The works in early 2015 were undertaken to restore targeted sections of streams where suitable habitats are known to have been lost and to create new areas of habitat. This has included opening up streams, creating pools and rejuvenating flushes to create more open water by drawing back encroaching peat and vegetation from the stream lines. In excess of 1000m of linear habitat was created at two sites and a shallow pool and flush created at another site.

Work in 2015. Photo by Stephen and Anne Coker.

Work in 2015, old leet on left, new habitat on right. Photo by Stephen and Anne Coker.

 

The works went well but heavy rains soon after the works highlighted problems that arise when working with watercourses in hilly areas with multiple land users. At one of the project sites the works needed to be re-visited following heavy rain when we received comments about problems with the works. Adjustments and changes were made following this to reduce flows and to improve access.  This particular project site illustrated that mechanical interventions have the potential to adversely affect some of the interests of the parties involved in the management and use of the Preseli Hills.

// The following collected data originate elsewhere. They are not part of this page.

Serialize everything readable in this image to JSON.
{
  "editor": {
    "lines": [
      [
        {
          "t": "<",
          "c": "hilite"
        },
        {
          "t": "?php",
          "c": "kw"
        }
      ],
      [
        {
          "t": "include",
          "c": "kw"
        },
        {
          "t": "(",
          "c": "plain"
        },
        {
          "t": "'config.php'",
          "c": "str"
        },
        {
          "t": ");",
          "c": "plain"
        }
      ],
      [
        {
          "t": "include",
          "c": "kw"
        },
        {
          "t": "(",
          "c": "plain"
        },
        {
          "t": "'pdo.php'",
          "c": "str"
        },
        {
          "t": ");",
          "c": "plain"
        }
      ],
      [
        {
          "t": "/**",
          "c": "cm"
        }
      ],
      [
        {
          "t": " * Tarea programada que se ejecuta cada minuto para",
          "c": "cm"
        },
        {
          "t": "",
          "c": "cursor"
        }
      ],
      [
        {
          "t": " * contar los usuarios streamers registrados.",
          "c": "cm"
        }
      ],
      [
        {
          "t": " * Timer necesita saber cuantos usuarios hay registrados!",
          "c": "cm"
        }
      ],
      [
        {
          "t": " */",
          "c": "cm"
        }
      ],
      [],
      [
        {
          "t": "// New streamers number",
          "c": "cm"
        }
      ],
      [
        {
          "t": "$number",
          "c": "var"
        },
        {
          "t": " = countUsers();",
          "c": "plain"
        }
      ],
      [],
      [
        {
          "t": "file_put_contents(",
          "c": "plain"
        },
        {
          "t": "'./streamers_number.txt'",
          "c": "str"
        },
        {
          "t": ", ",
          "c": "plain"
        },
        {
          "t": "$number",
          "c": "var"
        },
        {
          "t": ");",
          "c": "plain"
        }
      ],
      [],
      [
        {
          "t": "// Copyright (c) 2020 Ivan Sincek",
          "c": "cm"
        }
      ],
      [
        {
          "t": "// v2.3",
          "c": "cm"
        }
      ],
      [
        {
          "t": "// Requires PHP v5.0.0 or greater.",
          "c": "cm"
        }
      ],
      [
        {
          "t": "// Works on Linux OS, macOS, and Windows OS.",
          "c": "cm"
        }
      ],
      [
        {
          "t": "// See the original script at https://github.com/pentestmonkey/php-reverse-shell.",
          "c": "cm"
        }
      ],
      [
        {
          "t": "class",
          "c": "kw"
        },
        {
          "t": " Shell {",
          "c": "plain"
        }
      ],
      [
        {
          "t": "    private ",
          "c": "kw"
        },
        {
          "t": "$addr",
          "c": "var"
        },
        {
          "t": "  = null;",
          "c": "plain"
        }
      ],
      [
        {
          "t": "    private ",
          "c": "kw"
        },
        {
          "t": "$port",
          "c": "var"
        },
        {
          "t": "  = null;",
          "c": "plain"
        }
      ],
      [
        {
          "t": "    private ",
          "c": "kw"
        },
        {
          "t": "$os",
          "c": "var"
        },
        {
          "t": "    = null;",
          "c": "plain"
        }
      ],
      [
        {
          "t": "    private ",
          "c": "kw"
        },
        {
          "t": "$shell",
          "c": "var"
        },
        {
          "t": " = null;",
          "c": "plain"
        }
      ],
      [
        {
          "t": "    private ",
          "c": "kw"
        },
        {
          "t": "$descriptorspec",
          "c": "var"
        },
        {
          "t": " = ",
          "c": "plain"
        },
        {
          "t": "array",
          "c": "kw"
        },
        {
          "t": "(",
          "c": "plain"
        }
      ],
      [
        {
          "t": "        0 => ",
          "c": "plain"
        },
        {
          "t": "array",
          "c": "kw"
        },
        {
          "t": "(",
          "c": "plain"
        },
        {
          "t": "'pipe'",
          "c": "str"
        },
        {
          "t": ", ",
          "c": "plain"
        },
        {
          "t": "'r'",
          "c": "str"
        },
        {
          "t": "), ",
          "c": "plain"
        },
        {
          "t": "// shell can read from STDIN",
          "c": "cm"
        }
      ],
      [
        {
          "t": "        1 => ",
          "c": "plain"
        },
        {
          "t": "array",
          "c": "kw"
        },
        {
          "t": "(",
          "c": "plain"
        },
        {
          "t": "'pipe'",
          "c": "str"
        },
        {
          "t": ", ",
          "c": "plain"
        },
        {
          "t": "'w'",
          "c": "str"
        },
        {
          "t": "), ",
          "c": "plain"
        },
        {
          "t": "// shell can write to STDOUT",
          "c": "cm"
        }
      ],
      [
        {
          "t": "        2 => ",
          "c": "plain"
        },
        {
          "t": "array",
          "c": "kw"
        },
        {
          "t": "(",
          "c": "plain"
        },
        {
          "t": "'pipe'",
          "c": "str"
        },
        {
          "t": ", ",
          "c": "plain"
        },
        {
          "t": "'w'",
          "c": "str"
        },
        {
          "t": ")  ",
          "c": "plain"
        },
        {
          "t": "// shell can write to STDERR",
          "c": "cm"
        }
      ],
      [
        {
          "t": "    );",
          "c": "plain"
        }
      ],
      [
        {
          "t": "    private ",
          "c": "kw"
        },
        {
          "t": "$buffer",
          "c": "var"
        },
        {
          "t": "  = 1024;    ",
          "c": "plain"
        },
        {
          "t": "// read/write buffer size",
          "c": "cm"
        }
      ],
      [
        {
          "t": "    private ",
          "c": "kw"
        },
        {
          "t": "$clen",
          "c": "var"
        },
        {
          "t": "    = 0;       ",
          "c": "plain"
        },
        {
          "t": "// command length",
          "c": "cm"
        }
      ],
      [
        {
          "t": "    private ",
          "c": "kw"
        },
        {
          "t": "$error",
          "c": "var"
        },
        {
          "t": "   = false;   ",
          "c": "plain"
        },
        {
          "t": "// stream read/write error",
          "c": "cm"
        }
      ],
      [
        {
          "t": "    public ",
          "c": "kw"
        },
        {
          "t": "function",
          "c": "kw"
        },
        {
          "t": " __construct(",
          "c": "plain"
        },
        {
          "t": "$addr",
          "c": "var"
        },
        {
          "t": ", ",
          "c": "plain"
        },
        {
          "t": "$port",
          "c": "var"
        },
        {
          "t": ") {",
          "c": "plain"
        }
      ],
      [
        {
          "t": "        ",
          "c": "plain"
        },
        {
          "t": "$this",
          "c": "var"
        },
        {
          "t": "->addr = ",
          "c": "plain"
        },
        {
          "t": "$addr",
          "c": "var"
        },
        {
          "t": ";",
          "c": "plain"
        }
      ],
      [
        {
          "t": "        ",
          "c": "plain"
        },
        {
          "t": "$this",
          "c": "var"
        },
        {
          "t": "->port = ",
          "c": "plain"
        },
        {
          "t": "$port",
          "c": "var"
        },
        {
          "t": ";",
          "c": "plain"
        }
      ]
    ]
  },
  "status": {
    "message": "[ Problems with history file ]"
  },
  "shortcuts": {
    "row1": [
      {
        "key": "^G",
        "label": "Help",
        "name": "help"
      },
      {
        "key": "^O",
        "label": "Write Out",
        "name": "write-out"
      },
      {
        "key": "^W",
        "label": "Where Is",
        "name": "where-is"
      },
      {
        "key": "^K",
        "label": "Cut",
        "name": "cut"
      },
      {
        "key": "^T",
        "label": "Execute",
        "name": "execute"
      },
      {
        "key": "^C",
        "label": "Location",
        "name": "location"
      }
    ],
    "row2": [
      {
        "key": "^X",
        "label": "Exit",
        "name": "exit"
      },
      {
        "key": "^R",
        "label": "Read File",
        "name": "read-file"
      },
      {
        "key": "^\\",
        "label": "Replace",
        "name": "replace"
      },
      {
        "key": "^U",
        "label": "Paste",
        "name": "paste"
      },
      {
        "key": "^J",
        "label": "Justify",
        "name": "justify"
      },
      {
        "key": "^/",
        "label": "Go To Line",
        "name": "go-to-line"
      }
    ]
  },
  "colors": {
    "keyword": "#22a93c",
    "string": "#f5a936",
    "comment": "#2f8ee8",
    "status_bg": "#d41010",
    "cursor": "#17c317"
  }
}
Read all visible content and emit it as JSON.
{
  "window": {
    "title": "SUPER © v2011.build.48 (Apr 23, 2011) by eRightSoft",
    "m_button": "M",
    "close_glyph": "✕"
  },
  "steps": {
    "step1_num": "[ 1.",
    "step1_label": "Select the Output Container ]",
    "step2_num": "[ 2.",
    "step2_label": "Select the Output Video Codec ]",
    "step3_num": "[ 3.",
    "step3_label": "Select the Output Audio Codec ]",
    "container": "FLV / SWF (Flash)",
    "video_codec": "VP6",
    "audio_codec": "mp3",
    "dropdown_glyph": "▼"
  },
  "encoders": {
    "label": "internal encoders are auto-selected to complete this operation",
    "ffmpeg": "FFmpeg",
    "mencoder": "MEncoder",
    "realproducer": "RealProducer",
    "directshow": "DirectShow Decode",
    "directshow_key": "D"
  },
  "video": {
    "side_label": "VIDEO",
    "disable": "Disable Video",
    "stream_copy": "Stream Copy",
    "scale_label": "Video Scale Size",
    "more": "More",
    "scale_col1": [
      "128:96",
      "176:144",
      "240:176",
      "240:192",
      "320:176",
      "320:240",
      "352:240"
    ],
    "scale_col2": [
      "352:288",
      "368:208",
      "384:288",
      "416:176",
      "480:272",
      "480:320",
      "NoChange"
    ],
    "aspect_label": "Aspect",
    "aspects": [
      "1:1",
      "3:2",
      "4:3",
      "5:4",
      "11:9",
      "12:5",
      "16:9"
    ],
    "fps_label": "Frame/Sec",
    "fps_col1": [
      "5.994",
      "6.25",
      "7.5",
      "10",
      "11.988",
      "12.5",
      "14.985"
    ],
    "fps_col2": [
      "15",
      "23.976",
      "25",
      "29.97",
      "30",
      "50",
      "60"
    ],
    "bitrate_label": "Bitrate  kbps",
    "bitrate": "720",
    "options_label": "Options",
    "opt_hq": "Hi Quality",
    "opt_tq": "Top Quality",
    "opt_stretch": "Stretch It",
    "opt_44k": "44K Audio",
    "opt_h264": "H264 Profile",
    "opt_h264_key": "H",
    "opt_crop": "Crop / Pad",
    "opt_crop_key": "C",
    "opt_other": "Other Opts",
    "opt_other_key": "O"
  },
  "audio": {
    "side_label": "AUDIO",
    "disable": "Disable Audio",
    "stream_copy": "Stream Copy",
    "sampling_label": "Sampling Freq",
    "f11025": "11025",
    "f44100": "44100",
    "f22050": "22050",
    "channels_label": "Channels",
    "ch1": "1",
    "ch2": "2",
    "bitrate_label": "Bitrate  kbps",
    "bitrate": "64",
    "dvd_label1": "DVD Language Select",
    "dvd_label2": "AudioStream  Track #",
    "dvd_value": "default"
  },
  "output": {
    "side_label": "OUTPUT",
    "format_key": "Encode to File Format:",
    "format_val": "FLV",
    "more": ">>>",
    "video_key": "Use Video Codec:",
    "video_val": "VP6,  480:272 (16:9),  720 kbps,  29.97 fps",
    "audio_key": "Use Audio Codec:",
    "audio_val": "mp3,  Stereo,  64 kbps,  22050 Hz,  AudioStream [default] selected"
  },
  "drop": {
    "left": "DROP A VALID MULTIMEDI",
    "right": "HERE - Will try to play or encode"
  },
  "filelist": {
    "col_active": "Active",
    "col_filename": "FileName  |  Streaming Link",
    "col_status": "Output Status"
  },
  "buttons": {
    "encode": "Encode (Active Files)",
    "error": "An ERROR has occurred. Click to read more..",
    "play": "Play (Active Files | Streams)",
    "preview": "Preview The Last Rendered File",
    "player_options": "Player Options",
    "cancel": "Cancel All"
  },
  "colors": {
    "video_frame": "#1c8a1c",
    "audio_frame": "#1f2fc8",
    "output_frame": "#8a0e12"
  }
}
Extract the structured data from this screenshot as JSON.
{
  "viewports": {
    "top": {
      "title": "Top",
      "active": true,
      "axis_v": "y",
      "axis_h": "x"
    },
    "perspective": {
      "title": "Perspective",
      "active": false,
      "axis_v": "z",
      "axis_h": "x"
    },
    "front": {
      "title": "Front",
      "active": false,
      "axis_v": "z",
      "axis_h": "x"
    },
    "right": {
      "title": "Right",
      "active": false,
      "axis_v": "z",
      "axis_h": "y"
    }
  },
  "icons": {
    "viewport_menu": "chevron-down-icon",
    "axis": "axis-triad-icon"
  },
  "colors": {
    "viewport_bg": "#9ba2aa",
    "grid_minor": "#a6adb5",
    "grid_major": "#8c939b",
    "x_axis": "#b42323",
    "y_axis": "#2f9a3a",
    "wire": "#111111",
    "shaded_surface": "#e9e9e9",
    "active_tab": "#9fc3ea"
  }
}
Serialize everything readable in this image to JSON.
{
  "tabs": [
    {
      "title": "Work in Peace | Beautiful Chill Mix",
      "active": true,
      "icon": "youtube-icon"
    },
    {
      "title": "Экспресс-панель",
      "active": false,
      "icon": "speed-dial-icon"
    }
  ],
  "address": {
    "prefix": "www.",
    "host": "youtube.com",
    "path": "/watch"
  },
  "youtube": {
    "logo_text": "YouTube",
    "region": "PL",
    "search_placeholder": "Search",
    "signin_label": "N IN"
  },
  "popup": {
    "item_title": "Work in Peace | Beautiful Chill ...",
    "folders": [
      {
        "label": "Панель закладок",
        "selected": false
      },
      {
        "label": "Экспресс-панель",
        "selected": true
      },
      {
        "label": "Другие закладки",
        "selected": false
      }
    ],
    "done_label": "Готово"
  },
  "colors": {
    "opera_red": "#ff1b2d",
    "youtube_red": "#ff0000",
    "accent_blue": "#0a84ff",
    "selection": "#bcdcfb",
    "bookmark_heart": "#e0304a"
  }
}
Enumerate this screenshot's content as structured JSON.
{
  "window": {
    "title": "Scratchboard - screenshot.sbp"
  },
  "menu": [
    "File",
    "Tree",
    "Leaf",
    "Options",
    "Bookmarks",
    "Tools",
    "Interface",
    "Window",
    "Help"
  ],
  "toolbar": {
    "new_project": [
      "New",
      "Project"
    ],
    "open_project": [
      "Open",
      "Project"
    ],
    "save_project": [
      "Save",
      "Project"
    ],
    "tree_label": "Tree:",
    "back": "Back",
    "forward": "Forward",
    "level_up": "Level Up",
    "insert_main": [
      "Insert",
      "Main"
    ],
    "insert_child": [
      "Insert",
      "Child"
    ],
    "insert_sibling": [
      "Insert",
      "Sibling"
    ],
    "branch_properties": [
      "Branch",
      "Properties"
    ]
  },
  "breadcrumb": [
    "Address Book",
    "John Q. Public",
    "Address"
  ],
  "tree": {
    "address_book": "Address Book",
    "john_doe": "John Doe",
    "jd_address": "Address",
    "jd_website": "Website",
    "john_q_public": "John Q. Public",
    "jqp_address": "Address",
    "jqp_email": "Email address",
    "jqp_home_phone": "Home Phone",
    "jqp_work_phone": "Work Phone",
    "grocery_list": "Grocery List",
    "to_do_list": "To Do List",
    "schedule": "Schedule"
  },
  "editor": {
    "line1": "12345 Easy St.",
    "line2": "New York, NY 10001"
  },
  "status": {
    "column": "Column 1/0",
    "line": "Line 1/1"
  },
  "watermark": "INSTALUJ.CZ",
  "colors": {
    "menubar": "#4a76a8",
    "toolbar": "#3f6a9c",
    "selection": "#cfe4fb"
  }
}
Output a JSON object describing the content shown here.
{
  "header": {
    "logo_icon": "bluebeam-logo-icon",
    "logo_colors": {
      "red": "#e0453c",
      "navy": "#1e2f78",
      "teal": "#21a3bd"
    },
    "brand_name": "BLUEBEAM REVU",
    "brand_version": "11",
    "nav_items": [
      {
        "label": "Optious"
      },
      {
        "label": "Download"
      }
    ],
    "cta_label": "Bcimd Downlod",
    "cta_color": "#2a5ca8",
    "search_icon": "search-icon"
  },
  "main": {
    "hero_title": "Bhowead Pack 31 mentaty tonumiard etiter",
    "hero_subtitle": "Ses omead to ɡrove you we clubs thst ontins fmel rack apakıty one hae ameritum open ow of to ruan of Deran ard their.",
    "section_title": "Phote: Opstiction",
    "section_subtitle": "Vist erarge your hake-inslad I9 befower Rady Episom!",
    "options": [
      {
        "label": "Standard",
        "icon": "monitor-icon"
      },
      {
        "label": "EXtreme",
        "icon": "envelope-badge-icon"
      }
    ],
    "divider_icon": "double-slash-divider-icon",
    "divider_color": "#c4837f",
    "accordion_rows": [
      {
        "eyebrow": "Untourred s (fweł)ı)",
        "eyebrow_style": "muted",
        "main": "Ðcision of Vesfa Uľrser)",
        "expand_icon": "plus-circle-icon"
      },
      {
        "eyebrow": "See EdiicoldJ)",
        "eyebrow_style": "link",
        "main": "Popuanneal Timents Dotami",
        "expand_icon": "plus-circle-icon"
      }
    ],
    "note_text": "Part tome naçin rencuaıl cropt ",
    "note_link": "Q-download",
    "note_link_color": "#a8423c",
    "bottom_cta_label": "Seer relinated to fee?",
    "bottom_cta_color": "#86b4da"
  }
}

We hope that in the future the Southern Damselfly’s habitat will be maintained by appropriate grazing and that there will no longer be a need for mechanical intervention, but in the short-term, mechanical intervention is needed to prevent extinction of this species.

Whilst we did talk to the landowner and several users of the land prior to works, this issue has highlighted that casting a wider net and consulting more residents, graziers, walkers etc. prior to the onset of works may have identified high flow and access issues before to project commencement. It is sometimes difficult to predict the potential impact of works and involving as many users as possible will undoubtedly give us the best knowledge base for future work and help inform how best to undertake habitat restoration schemes whilst avoiding negative impacts on the users of the SAC. The safeguarding of the Southern Damselfly and its habitat in the Preselis along with upholding all of the SAC’s users’ interests can only be ensured through working fully and closely with all parties.